The only solution James had been able to think of was to make the marsh men a stand-in for enemy scouts. Spot them before they spot you, see without being seen, get away clean. Since the marsh men were far better at it than the soldiers, it made a good goal to work toward.

"It's lovely from up here, isn't it?"

James turned and gave Tarlach a proper salute. His days of trying to treat the General as an equal were over. He understood the purpose of protocol now. Tarlach returned it just as properly, and they both took their seats at the table.
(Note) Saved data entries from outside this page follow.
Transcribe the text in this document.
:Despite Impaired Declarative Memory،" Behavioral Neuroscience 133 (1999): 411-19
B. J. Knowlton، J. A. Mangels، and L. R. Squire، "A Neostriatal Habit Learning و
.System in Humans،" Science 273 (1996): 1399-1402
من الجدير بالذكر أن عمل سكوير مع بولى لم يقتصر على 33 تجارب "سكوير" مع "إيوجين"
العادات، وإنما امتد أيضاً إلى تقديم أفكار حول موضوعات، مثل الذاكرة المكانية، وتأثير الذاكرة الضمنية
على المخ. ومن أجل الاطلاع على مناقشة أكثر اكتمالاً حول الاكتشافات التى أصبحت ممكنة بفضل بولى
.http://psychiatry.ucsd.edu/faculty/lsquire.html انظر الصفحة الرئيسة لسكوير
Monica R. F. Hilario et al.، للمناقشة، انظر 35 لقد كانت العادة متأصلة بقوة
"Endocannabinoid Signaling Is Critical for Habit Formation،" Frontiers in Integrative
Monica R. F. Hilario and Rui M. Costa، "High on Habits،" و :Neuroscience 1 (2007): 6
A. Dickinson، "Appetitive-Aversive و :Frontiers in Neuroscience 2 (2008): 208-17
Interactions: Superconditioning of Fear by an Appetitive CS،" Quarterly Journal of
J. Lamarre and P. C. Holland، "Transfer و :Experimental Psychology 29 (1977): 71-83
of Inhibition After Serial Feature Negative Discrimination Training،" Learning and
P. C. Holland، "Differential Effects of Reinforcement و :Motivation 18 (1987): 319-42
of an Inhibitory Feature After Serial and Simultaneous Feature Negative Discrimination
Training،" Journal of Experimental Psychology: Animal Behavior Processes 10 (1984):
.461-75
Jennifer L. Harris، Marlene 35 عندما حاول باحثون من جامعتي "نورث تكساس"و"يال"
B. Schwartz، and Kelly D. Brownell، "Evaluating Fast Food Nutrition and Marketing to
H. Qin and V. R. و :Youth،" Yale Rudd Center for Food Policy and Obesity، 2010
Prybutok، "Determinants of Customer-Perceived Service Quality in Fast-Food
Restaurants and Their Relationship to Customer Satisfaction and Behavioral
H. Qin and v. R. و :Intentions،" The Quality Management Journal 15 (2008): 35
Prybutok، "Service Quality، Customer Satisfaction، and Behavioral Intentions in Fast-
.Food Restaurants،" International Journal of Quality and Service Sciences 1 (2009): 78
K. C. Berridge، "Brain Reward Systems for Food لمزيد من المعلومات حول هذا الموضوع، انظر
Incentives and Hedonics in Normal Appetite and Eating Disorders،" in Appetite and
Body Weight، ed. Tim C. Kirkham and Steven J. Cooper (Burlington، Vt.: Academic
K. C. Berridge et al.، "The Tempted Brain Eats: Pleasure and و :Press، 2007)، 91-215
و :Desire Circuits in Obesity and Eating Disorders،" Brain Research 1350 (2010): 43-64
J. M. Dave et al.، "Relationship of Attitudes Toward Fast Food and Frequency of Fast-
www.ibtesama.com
Tarlach murmured a spell. James's ears popped, and the room was suddenly shrouded in perfect silence.

"What did you just do?" James half expected his voice to be muffled, but it sounded normal.

"I sealed the room. May I --?" He held out a hand for the roll of papers James had brought. James handed it over. Tarlach unrolled it, flipped quickly through the pages, and rolled it back up with a satisfied nod. "Well done. And quickly, despite distractions. Thank you."

James shrugged. "You said it was important."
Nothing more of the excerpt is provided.